Lock, stock, and barrel

I don’t often write ‘inside info’ kind of posts, but in the last two days, I witnessed an amazing example of a learning network in action.

Twitter, a site I’m a huge fan of as many of you know, announced it would be going down for maintenance for most of Saturday.   Since a number of us rely on twitter to keep us “in the loop” with a network of colleagues, a plan spontaneously hatched on Twitter for our whole network to “move” for the day to a different site, Pownce.


However, there’s one problem–Pownce doesn’t give unlimited access.  You have to be invited, and each person only gets a few invites.

So, harnessing the power of web 2.0, a wiki was set up(I believe by Derrall Garrison), where you could post your email if you needed an invite to Pownce.


Once on Pownce, our learning network explored the tool and evaluated what they liked/didn’t like about it or how they could use it on their campus.


The amazing thing is that through the power of connections, and knowing a few handy tools, we literally MOVED a whole group to a new site within a day.   We problem-solved, collaborated, and brainstormed in order to stay connected because it was important to our own learning. 
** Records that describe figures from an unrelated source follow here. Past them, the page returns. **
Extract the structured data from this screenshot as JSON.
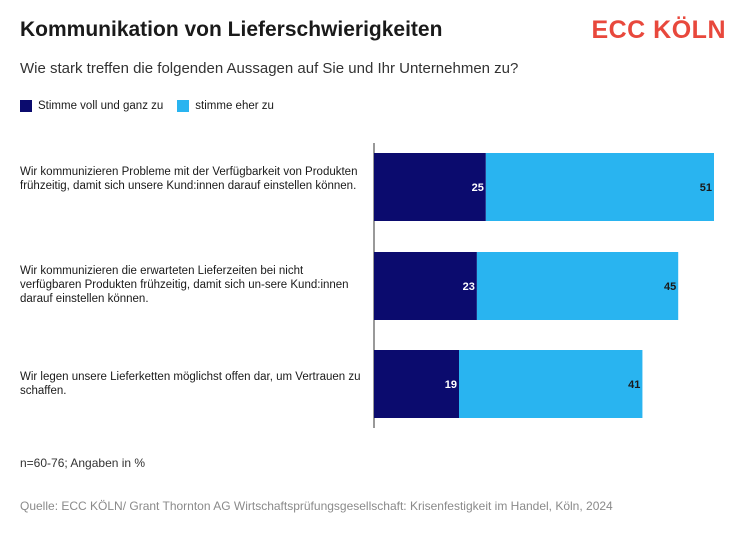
{
  "header": {
    "title": "Kommunikation von Lieferschwierigkeiten",
    "subtitle": "Wie stark treffen die folgenden Aussagen auf Sie und Ihr Unternehmen zu?",
    "logo_text": "ECC KÖLN"
  },
  "footer": {
    "note": "n=60-76; Angaben in %",
    "source": "Quelle: ECC KÖLN/ Grant Thornton AG Wirtschaftsprüfungsgesellschaft: Krisenfestigkeit im Handel, Köln, 2024"
  },
  "colors": {
    "logo": "#e8483c",
    "series_1": "#0b0b6e",
    "series_2": "#29b4f0"
  },
  "chart_data": {
    "type": "bar",
    "orientation": "horizontal",
    "stacked": true,
    "categories": [
      "Wir kommunizieren Probleme mit der Verfügbarkeit von Produkten frühzeitig, damit sich unsere Kund:innen darauf einstellen können.",
      "Wir kommunizieren die erwarteten Lieferzeiten bei nicht verfügbaren Produkten frühzeitig, damit sich un-sere Kund:innen darauf einstellen können.",
      "Wir legen unsere Lieferketten möglichst offen dar, um Vertrauen zu schaffen."
    ],
    "series": [
      {
        "name": "Stimme voll und ganz zu",
        "values": [
          25,
          23,
          19
        ],
        "color": "#0b0b6e"
      },
      {
        "name": "stimme eher zu",
        "values": [
          51,
          45,
          41
        ],
        "color": "#29b4f0"
      }
    ],
    "xlim": [
      0,
      76
    ],
    "legend_position": "top-left",
    "grid": false
  }
}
This is the kind of a learning experience we would want for our students–for them to spontaneously identify a problem and possible solutions, to find the right tools to achieve those, to have the freedom to try out solutions, and to evaluate their choices.    Even as an adult learner, it felt so empowering and energizing to be a part of this team approach.  Imagine how powerful this would be for our students or other teachers on our campuses.

Do we give them enough opportunities to harness their own learning this way?  
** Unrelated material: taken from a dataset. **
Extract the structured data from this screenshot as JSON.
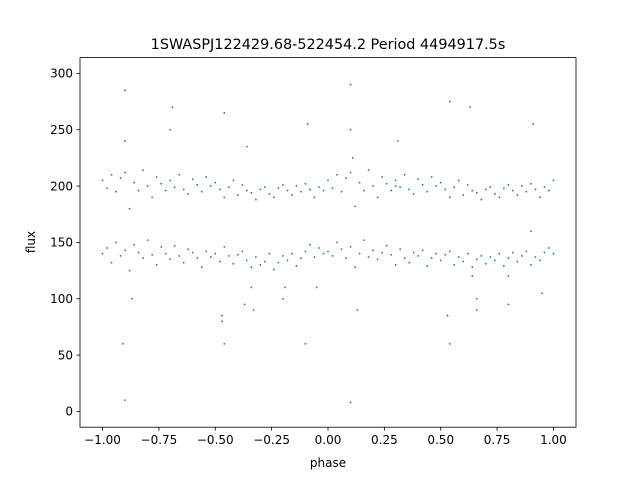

(P.S.  By the way, Twitter didn’t end up going down, but through networking, we have a toolkit of ideas for “back-up.”)

One thought on “Lock, stock, and barrel

  1. This is exactly what I found amazing and empowering about the No Twitter Day experience. I found Pownce relatively more difficult to set up connections with others in my network. It’s a different kind of metaphor – more exclusive and elusive. Like anything, it would take a while to get used to. I like Twitter (maybe because I used it first), but Pownce is a great backup AND you can share files which is interesting. It is more like Myspace in that you have to swing from friend to friend to see who their friends are and then request an invite.

    This whole migration story reminds me of a blog I read the other day (don’t remember whose) speaking about a bat flying in to a science room. While the bat was being caught, the class moved to another room where they spontaneously starting looking up bats. By the time it was caught, they hovered around the cage the bat was in and compared it to what they found online.

    These are the moments that bring it all together.